Have a good morning, brother = asubhui njema kaka Have a good afternoon, sister = mchana mwema dada

The prefixes 'nj' and 'mw' - do they change because of the gender (brother vs sister), or the difference between morning and afternoon?


https://www.duolingo.com/profile/MeghanMage

They change because of the difference between morning and afternoon. In Swahili, each noun belongs to a different noun class and the noun class it belongs to decides the prefix of the adjective describing it. The words "asubuhi" and "mchana" belong to different noun classes and thus, the adjectives take different prefixes.


https://www.duolingo.com/profile/jessonaplane

Thank you very much for your reply. :) Fascinating that afternoon and morning are not in the same noun class despite both being 'times' of the day!


https://www.duolingo.com/profile/quriousking

Fascinating, yes; however, not usual at all. You are studying Spanish, for example. Look at the example below, where the gender changed despite both being times of the day.

buenos días -- good morning buenas noches -- good evening


https://www.duolingo.com/profile/Evaki99

Thank you! I wondered, also!


https://www.duolingo.com/profile/godonlyknows

When would you use "Habari za asubuhi" instead to mean "good morning"?


https://www.duolingo.com/profile/MeghanMage

In East African culture, you would use "habari za asubuhi" much more frequently than "asubuhi njema," especially as a greeting. Perhaps you see someone on the street in the morning, the first thing you would say to them is "habari za asubuhi." "Asubuhi njema" would be used more frequently when leaving a conversation: "Bye. Have a good morning!" I have never heard someone start a conversation or greeting with "asubuhi njema."

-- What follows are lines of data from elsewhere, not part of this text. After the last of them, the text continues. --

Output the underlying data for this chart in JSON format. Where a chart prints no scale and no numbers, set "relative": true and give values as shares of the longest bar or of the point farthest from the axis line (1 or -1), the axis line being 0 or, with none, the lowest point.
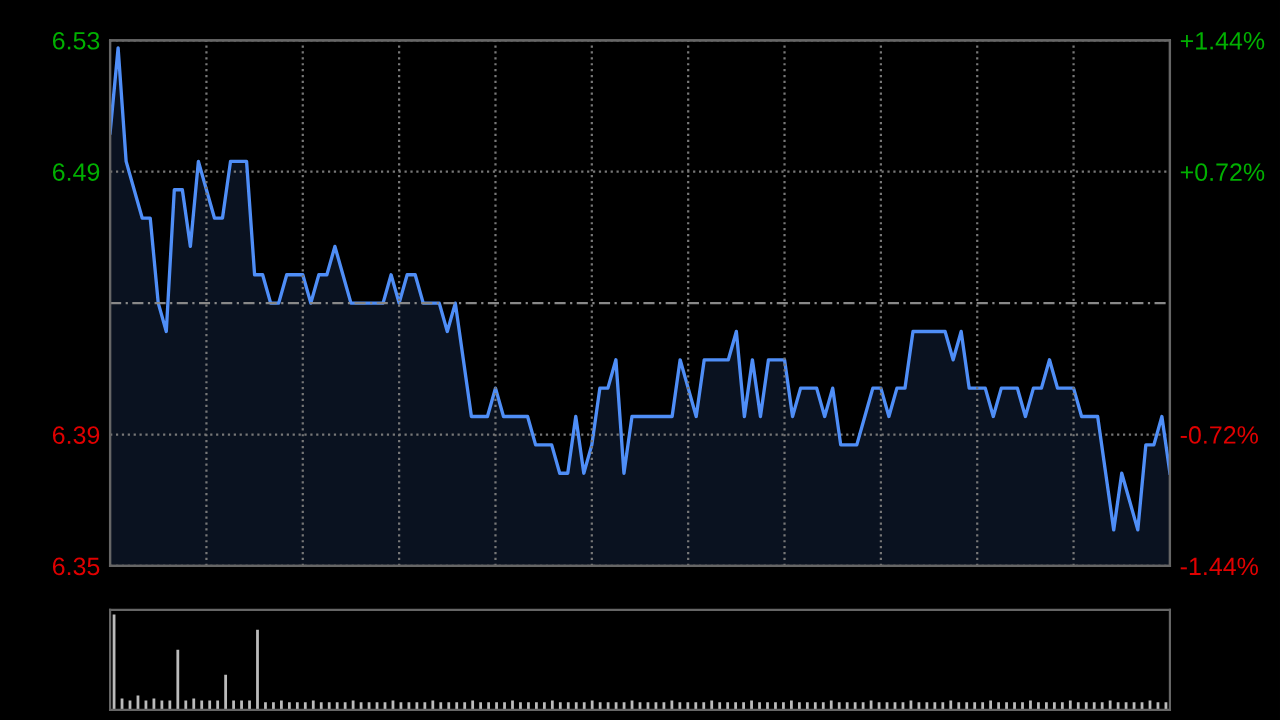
{
  "chart_data": [
    {
      "type": "area",
      "color": "#4f8ef7",
      "ylim": [
        6.3473,
        6.5327
      ],
      "y2lim": [
        -1.44,
        1.44
      ],
      "grid": true,
      "tick_labels": "y",
      "yticks": [
        {
          "value": 6.3473,
          "label": "6.35"
        },
        {
          "value": 6.3936,
          "label": "6.39"
        },
        {
          "value": 6.4864,
          "label": "6.49"
        },
        {
          "value": 6.5327,
          "label": "6.53"
        }
      ],
      "y2ticks": [
        {
          "value": -1.44,
          "label": "-1.44%"
        },
        {
          "value": -0.72,
          "label": "-0.72%"
        },
        {
          "value": 0.72,
          "label": "+0.72%"
        },
        {
          "value": 1.44,
          "label": "+1.44%"
        }
      ],
      "ref_lines": [
        {
          "axis": "y",
          "value": 6.44,
          "line_style": "dashed",
          "color": "#888888"
        }
      ],
      "categories": [
        null,
        null,
        null,
        null,
        null,
        null,
        null,
        null,
        null,
        null,
        null,
        null,
        null,
        null,
        null,
        null,
        null,
        null,
        null,
        null,
        null,
        null,
        null,
        null,
        null,
        null,
        null,
        null,
        null,
        null,
        null,
        null,
        null,
        null,
        null,
        null,
        null,
        null,
        null,
        null,
        null,
        null,
        null,
        null,
        null,
        null,
        null,
        null,
        null,
        null,
        null,
        null,
        null,
        null,
        null,
        null,
        null,
        null,
        null,
        null,
        null,
        null,
        null,
        null,
        null,
        null,
        null,
        null,
        null,
        null,
        null,
        null,
        null,
        null,
        null,
        null,
        null,
        null,
        null,
        null,
        null,
        null,
        null,
        null,
        null,
        null,
        null,
        null,
        null,
        null,
        null,
        null,
        null,
        null,
        null,
        null,
        null,
        null,
        null,
        null,
        null,
        null,
        null,
        null,
        null,
        null,
        null,
        null,
        null,
        null,
        null,
        null,
        null,
        null,
        null,
        null,
        null,
        null,
        null,
        null,
        null,
        null,
        null,
        null,
        null,
        null,
        null,
        null,
        null,
        null,
        null,
        null,
        null
      ],
      "values": [
        6.5,
        6.53,
        6.49,
        6.48,
        6.47,
        6.47,
        6.44,
        6.43,
        6.48,
        6.48,
        6.46,
        6.49,
        6.48,
        6.47,
        6.47,
        6.49,
        6.49,
        6.49,
        6.45,
        6.45,
        6.44,
        6.44,
        6.45,
        6.45,
        6.45,
        6.44,
        6.45,
        6.45,
        6.46,
        6.45,
        6.44,
        6.44,
        6.44,
        6.44,
        6.44,
        6.45,
        6.44,
        6.45,
        6.45,
        6.44,
        6.44,
        6.44,
        6.43,
        6.44,
        6.42,
        6.4,
        6.4,
        6.4,
        6.41,
        6.4,
        6.4,
        6.4,
        6.4,
        6.39,
        6.39,
        6.39,
        6.38,
        6.38,
        6.4,
        6.38,
        6.39,
        6.41,
        6.41,
        6.42,
        6.38,
        6.4,
        6.4,
        6.4,
        6.4,
        6.4,
        6.4,
        6.42,
        6.41,
        6.4,
        6.42,
        6.42,
        6.42,
        6.42,
        6.43,
        6.4,
        6.42,
        6.4,
        6.42,
        6.42,
        6.42,
        6.4,
        6.41,
        6.41,
        6.41,
        6.4,
        6.41,
        6.39,
        6.39,
        6.39,
        6.4,
        6.41,
        6.41,
        6.4,
        6.41,
        6.41,
        6.43,
        6.43,
        6.43,
        6.43,
        6.43,
        6.42,
        6.43,
        6.41,
        6.41,
        6.41,
        6.4,
        6.41,
        6.41,
        6.41,
        6.4,
        6.41,
        6.41,
        6.42,
        6.41,
        6.41,
        6.41,
        6.4,
        6.4,
        6.4,
        6.38,
        6.36,
        6.38,
        6.37,
        6.36,
        6.39,
        6.39,
        6.4,
        6.38
      ]
    },
    {
      "type": "bar",
      "color": "#bbbbbb",
      "relative": true,
      "tick_labels": false,
      "categories": [
        null,
        null,
        null,
        null,
        null,
        null,
        null,
        null,
        null,
        null,
        null,
        null,
        null,
        null,
        null,
        null,
        null,
        null,
        null,
        null,
        null,
        null,
        null,
        null,
        null,
        null,
        null,
        null,
        null,
        null,
        null,
        null,
        null,
        null,
        null,
        null,
        null,
        null,
        null,
        null,
        null,
        null,
        null,
        null,
        null,
        null,
        null,
        null,
        null,
        null,
        null,
        null,
        null,
        null,
        null,
        null,
        null,
        null,
        null,
        null,
        null,
        null,
        null,
        null,
        null,
        null,
        null,
        null,
        null,
        null,
        null,
        null,
        null,
        null,
        null,
        null,
        null,
        null,
        null,
        null,
        null,
        null,
        null,
        null,
        null,
        null,
        null,
        null,
        null,
        null,
        null,
        null,
        null,
        null,
        null,
        null,
        null,
        null,
        null,
        null,
        null,
        null,
        null,
        null,
        null,
        null,
        null,
        null,
        null,
        null,
        null,
        null,
        null,
        null,
        null,
        null,
        null,
        null,
        null,
        null,
        null,
        null,
        null,
        null,
        null,
        null,
        null,
        null,
        null,
        null,
        null,
        null,
        null
      ],
      "values": [
        1,
        0.12,
        0.1,
        0.15,
        0.1,
        0.12,
        0.1,
        0.1,
        0.63,
        0.1,
        0.12,
        0.1,
        0.1,
        0.1,
        0.37,
        0.1,
        0.1,
        0.1,
        0.84,
        0.08,
        0.08,
        0.1,
        0.08,
        0.08,
        0.08,
        0.1,
        0.08,
        0.08,
        0.08,
        0.08,
        0.1,
        0.08,
        0.08,
        0.08,
        0.08,
        0.1,
        0.08,
        0.08,
        0.08,
        0.08,
        0.1,
        0.08,
        0.08,
        0.08,
        0.08,
        0.1,
        0.08,
        0.08,
        0.08,
        0.08,
        0.1,
        0.08,
        0.08,
        0.08,
        0.08,
        0.1,
        0.08,
        0.08,
        0.08,
        0.08,
        0.1,
        0.08,
        0.08,
        0.08,
        0.08,
        0.1,
        0.08,
        0.08,
        0.08,
        0.08,
        0.1,
        0.08,
        0.08,
        0.08,
        0.08,
        0.1,
        0.08,
        0.08,
        0.08,
        0.08,
        0.1,
        0.08,
        0.08,
        0.08,
        0.08,
        0.1,
        0.08,
        0.08,
        0.08,
        0.08,
        0.1,
        0.08,
        0.08,
        0.08,
        0.08,
        0.1,
        0.08,
        0.08,
        0.08,
        0.08,
        0.1,
        0.08,
        0.08,
        0.08,
        0.08,
        0.1,
        0.08,
        0.08,
        0.08,
        0.08,
        0.1,
        0.08,
        0.08,
        0.08,
        0.08,
        0.1,
        0.08,
        0.08,
        0.08,
        0.08,
        0.1,
        0.08,
        0.08,
        0.08,
        0.08,
        0.1,
        0.08,
        0.08,
        0.08,
        0.08,
        0.1,
        0.08,
        0.08
      ]
    }
  ]
}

https://www.duolingo.com/profile/ahun00

habari za asubuhi = How is the morning?


https://www.duolingo.com/profile/Pietro460054

how many words for "good" are there?


https://www.duolingo.com/profile/Wowza42

I think they meant in Swahili.


https://www.duolingo.com/profile/WhiteRabbit442

Is this a greeting, or a goodbye?


https://www.duolingo.com/profile/MeghanMage

It's more commonly used as a goodbye.


https://www.duolingo.com/profile/s0Bmzrar

please make this guy not SHOUT


https://www.duolingo.com/profile/Popesatoa

What's the difference between "mwema" and "njema"?